There has been a time or two where I’ve had serious blocks that I tried to batter down with a slight buzz. One time I was angry and stuck at a difficult section and took four straight shots of scotch. It helped a bit, or at least I thought it helped. But perhaps a few small drinks may simply loosen me up. I’ve tried to write drunk and only produced a headache and misspelled Led Zeppelin lyrics. So, no, alcohol really doesn’t work for me.
Some writers have gained a reputation for writing about the altered states caused by drugs. Hunter S. Thompson is one of the most famous. We know he wrote about drugs, but did he write under their influence? Maybe to some extent, but his prose doesn’t look drug-addled to me. There is a very careful undercurrent to it, one that makes me think it was built methodically.
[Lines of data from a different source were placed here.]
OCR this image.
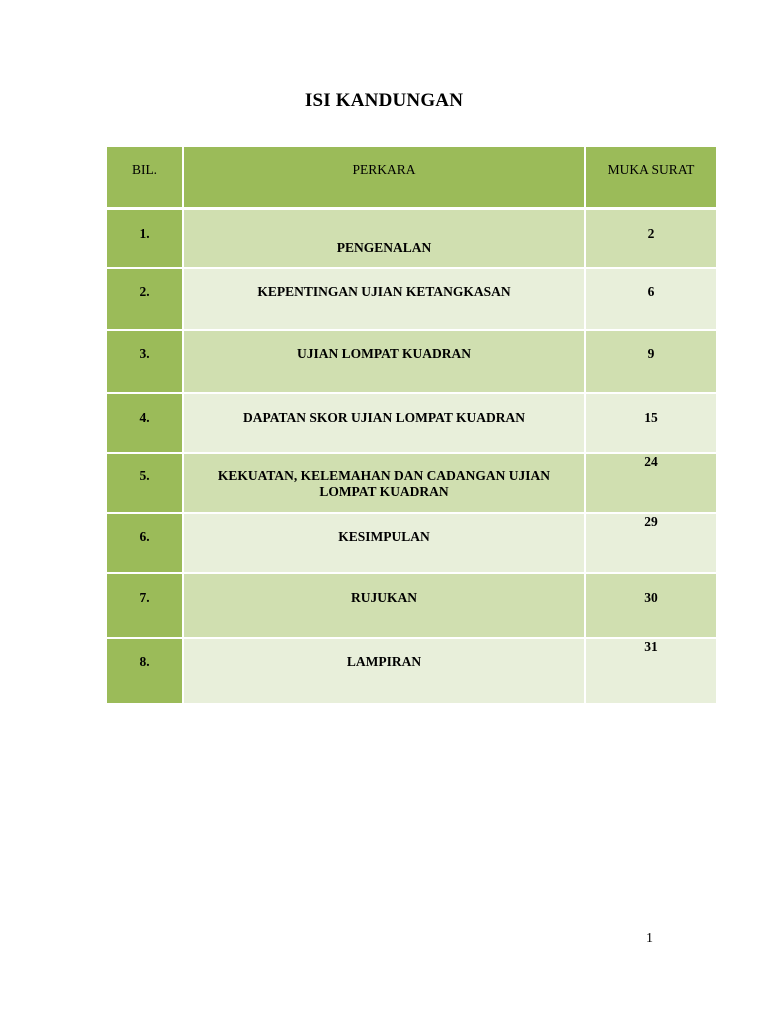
ISI KANDUNGAN
BIL.	PERKARA	MUKA SURAT
1.	PENGENALAN	2
2.	KEPENTINGAN UJIAN KETANGKASAN	6
3.	UJIAN LOMPAT KUADRAN	9
4.	DAPATAN SKOR UJIAN LOMPAT KUADRAN	15
5.	KEKUATAN, KELEMAHAN DAN CADANGAN UJIAN LOMPAT KUADRAN	24
6.	KESIMPULAN	29
7.	RUJUKAN	30
8.	LAMPIRAN	31
1
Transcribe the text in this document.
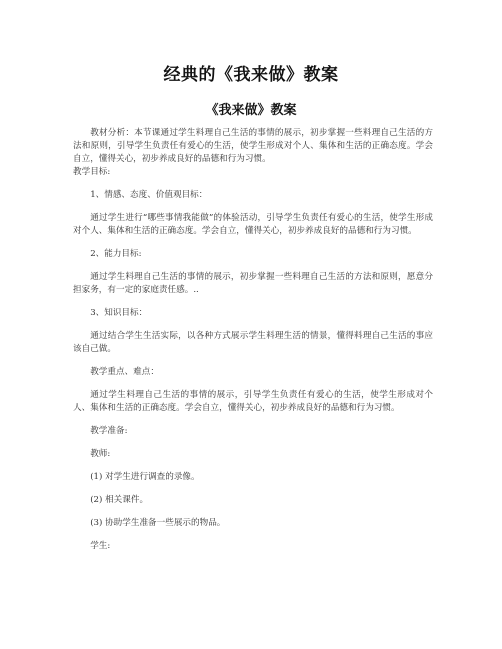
经典的《我来做》教案
《我来做》教案

教材分析：本节课通过学生料理自己生活的事情的展示，初步掌握一些料理自己生活的方法和原则，引导学生负责任有爱心的生活，使学生形成对个人、集体和生活的正确态度。学会自立，懂得关心，初步养成良好的品德和行为习惯。

教学目标:

1、情感、态度、价值观目标：

通过学生进行“哪些事情我能做”的体验活动，引导学生负责任有爱心的生活，使学生形成对个人、集体和生活的正确态度。学会自立，懂得关心，初步养成良好的品德和行为习惯。

2、能力目标:

通过学生料理自己生活的事情的展示，初步掌握一些料理自己生活的方法和原则，愿意分担家务，有一定的家庭责任感。..

3、知识目标：

通过结合学生生活实际，以各种方式展示学生料理生活的情景，懂得料理自己生活的事应该自己做。

教学重点、难点：

通过学生料理自己生活的事情的展示，引导学生负责任有爱心的生活，使学生形成对个人、集体和生活的正确态度。学会自立，懂得关心，初步养成良好的品德和行为习惯。

教学准备:

教师:

(1) 对学生进行调查的录像。

(2) 相关课件。

(3) 协助学生准备一些展示的物品。

学生:
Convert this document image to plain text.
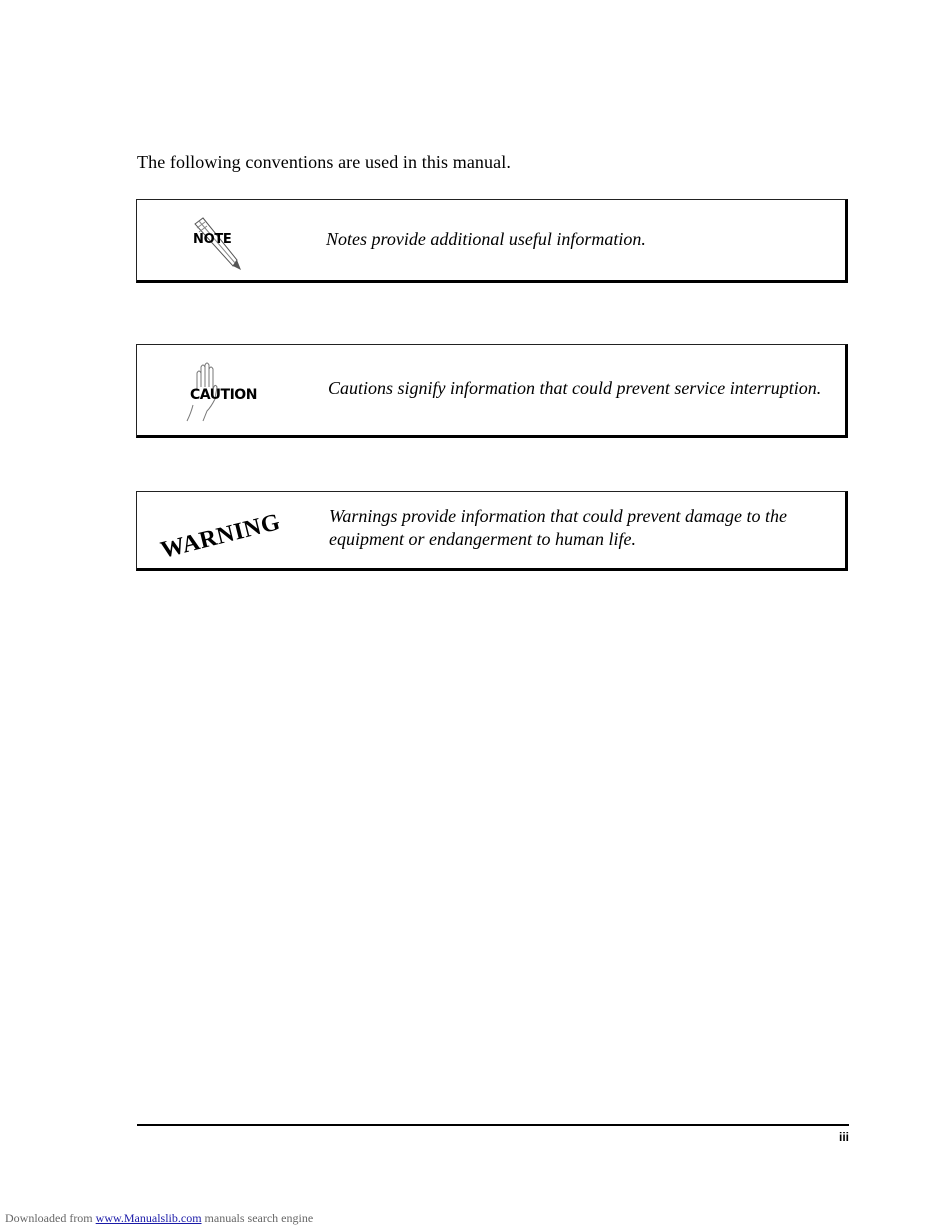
The following conventions are used in this manual.
NOTE	Notes provide additional useful information.
CAUTION	Cautions signify information that could prevent service interruption.
WARNING	Warnings provide information that could prevent damage to the
equipment or endangerment to human life.
iii
Downloaded from www.Manualslib.com manuals search engine
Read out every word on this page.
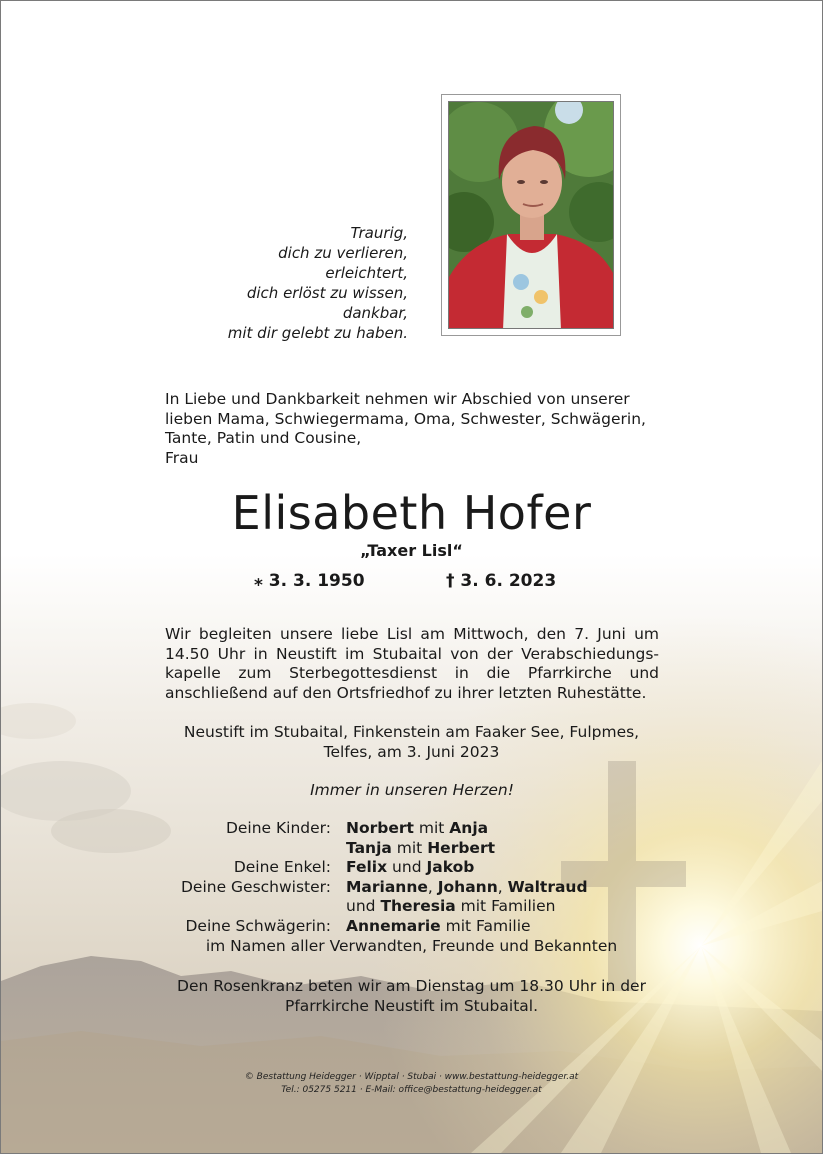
Traurig,
dich zu verlieren,
erleichtert,
dich erlöst zu wissen,
dankbar,
mit dir gelebt zu haben.
In Liebe und Dankbarkeit nehmen wir Abschied von unserer
lieben Mama, Schwiegermama, Oma, Schwester, Schwägerin,
Tante, Patin und Cousine,
Frau
Elisabeth Hofer
„Taxer Lisl“
⁎ 3. 3. 1950	† 3. 6. 2023
Wir begleiten unsere liebe Lisl am Mittwoch, den 7. Juni um 14.50 Uhr in Neustift im Stubaital von der Verabschiedungskapelle zum Sterbegottesdienst in die Pfarrkirche und anschließend auf den Ortsfriedhof zu ihrer letzten Ruhestätte.
Neustift im Stubaital, Finkenstein am Faaker See, Fulpmes,
Telfes, am 3. Juni 2023
Immer in unseren Herzen!
Deine Kinder: Norbert mit Anja
Tanja mit Herbert
Deine Enkel: Felix und Jakob
Deine Geschwister: Marianne, Johann, Waltraud
und Theresia mit Familien
Deine Schwägerin: Annemarie mit Familie
im Namen aller Verwandten, Freunde und Bekannten
Den Rosenkranz beten wir am Dienstag um 18.30 Uhr in der
Pfarrkirche Neustift im Stubaital.
© Bestattung Heidegger · Wipptal · Stubai · www.bestattung-heidegger.at
Tel.: 05275 5211 · E-Mail: office@bestattung-heidegger.at
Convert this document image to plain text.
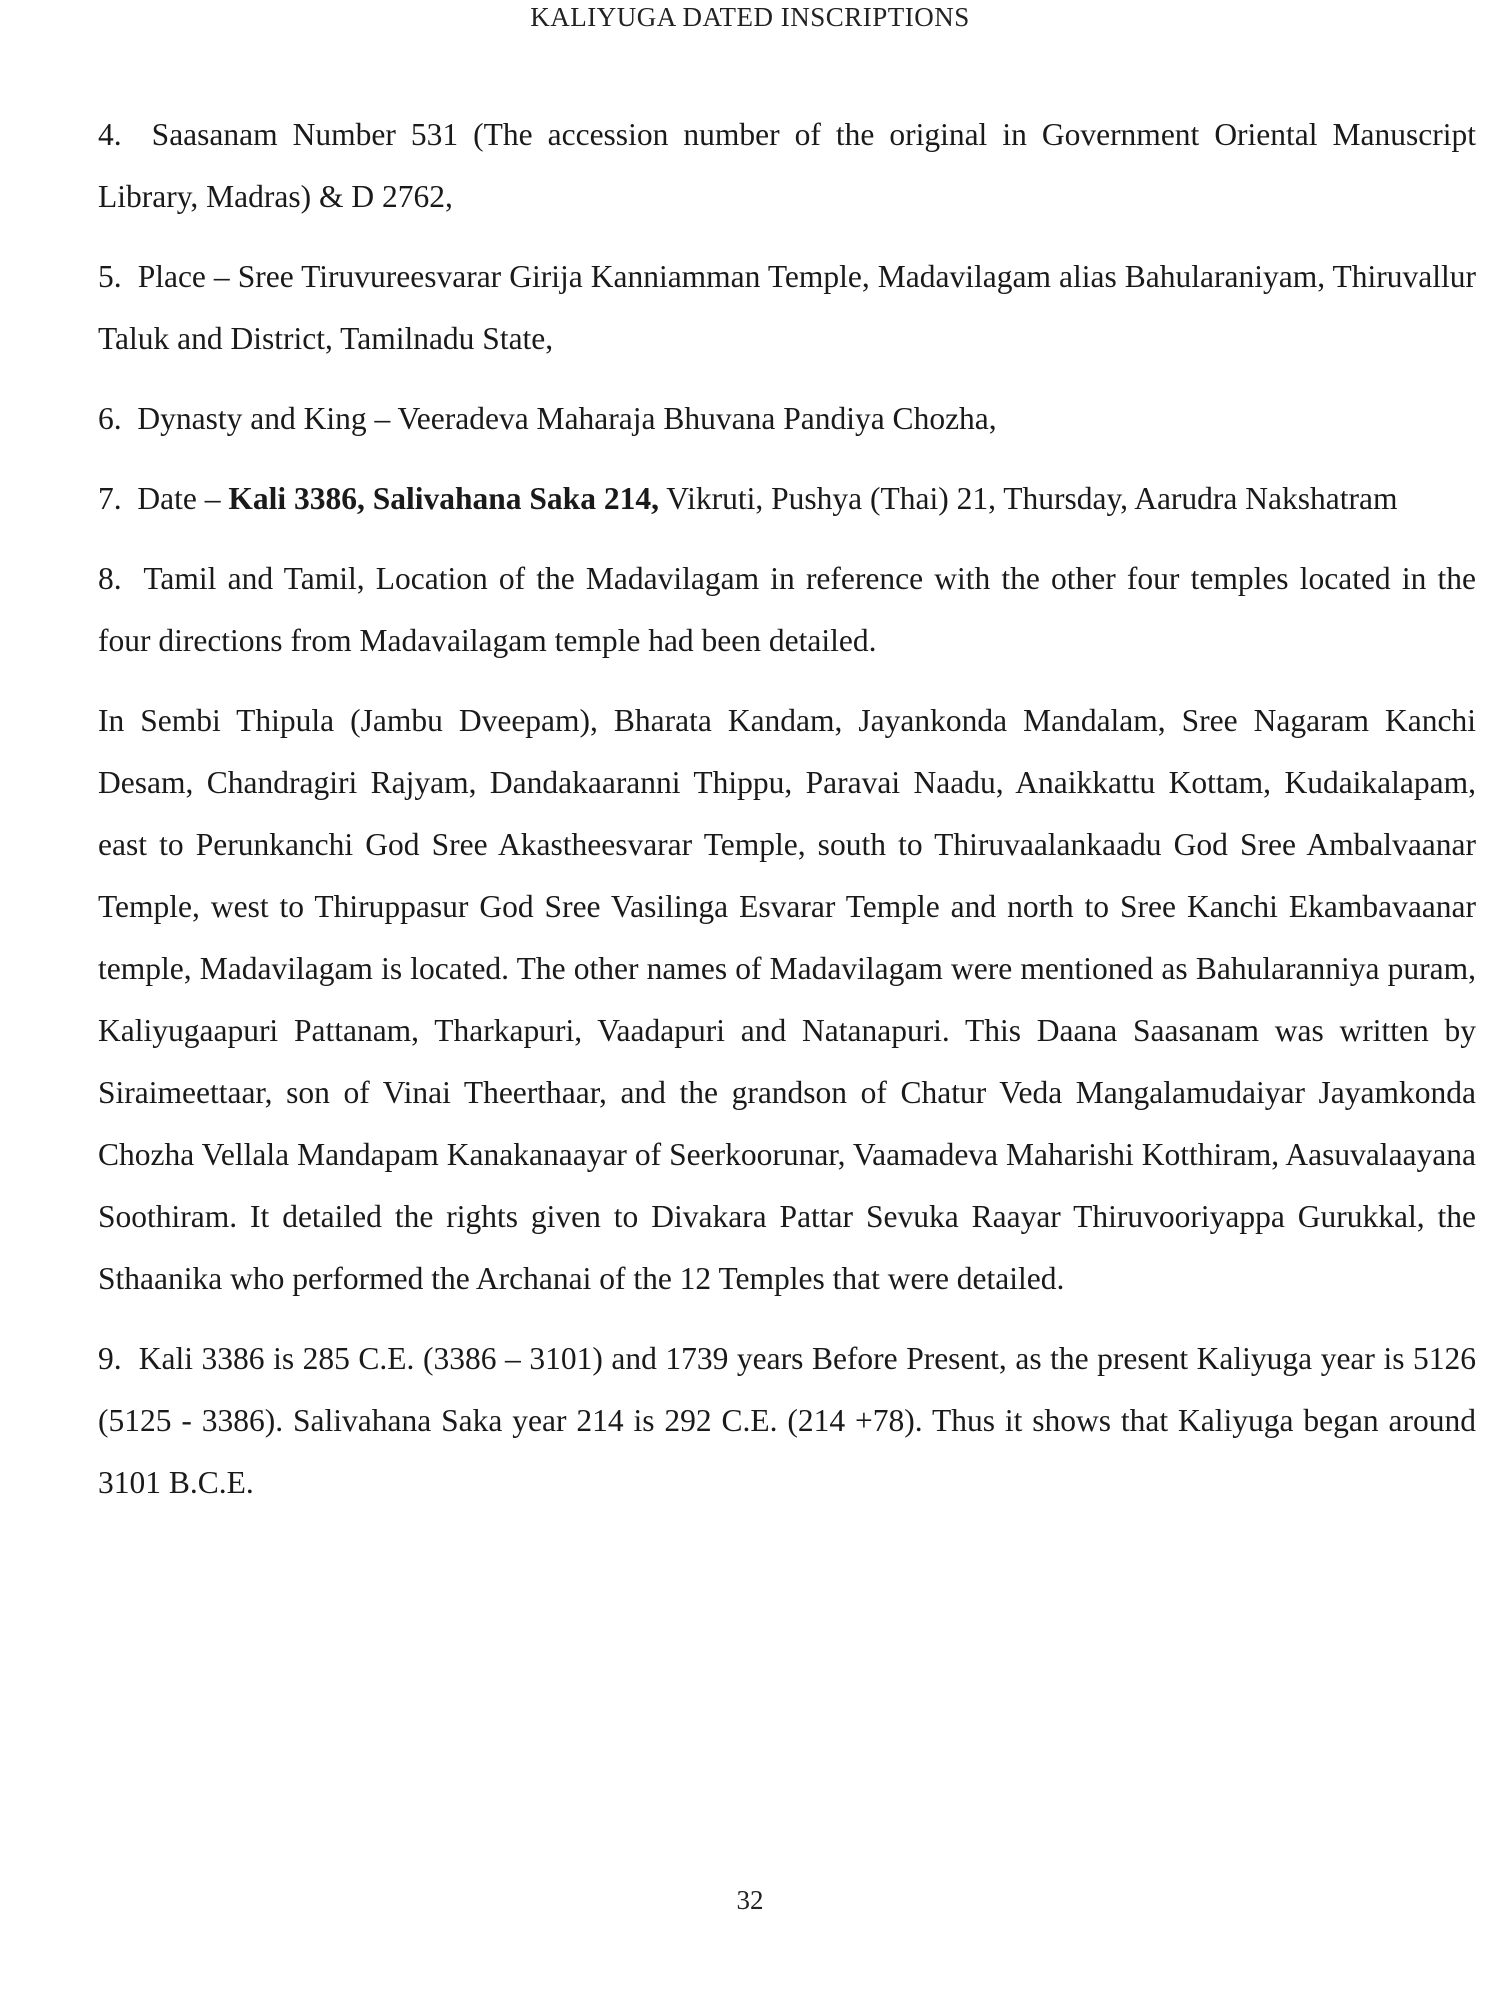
KALIYUGA DATED INSCRIPTIONS

4. Saasanam Number 531 (The accession number of the original in Government Oriental Manuscript Library, Madras) & D 2762,

5. Place – Sree Tiruvureesvarar Girija Kanniamman Temple, Madavilagam alias Bahularaniyam, Thiruvallur Taluk and District, Tamilnadu State,

6. Dynasty and King – Veeradeva Maharaja Bhuvana Pandiya Chozha,

7. Date – Kali 3386, Salivahana Saka 214, Vikruti, Pushya (Thai) 21, Thursday, Aarudra Nakshatram

8. Tamil and Tamil, Location of the Madavilagam in reference with the other four temples located in the four directions from Madavailagam temple had been detailed.

In Sembi Thipula (Jambu Dveepam), Bharata Kandam, Jayankonda Mandalam, Sree Nagaram Kanchi Desam, Chandragiri Rajyam, Dandakaaranni Thippu, Paravai Naadu, Anaikkattu Kottam, Kudaikalapam, east to Perunkanchi God Sree Akastheesvarar Temple, south to Thiruvaalankaadu God Sree Ambalvaanar Temple, west to Thiruppasur God Sree Vasilinga Esvarar Temple and north to Sree Kanchi Ekambavaanar temple, Madavilagam is located. The other names of Madavilagam were mentioned as Bahularanniya puram, Kaliyugaapuri Pattanam, Tharkapuri, Vaadapuri and Natanapuri. This Daana Saasanam was written by Siraimeettaar, son of Vinai Theerthaar, and the grandson of Chatur Veda Mangalamudaiyar Jayamkonda Chozha Vellala Mandapam Kanakanaayar of Seerkoorunar, Vaamadeva Maharishi Kotthiram, Aasuvalaayana Soothiram. It detailed the rights given to Divakara Pattar Sevuka Raayar Thiruvooriyappa Gurukkal, the Sthaanika who performed the Archanai of the 12 Temples that were detailed.

9. Kali 3386 is 285 C.E. (3386 – 3101) and 1739 years Before Present, as the present Kaliyuga year is 5126 (5125 - 3386). Salivahana Saka year 214 is 292 C.E. (214 +78). Thus it shows that Kaliyuga began around 3101 B.C.E.

32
It is possible that some writers have been visited by the Muses while high and then cleaned it up while sober. The ‘write drunk, edit sober’ phrase might come from this concept. There is a popular story about Keith Richards waking up on the floor of a hotel room after a blackout and discovering the (I Can’t Get No) Satisfaction riff on a tape recorder. I could imagine that some altered thinking could prove inspirational, but, as the saying goes, writing is ten per cent inspiration and ninety per cent perspiration. The ‘perspiration’ part is best done sober.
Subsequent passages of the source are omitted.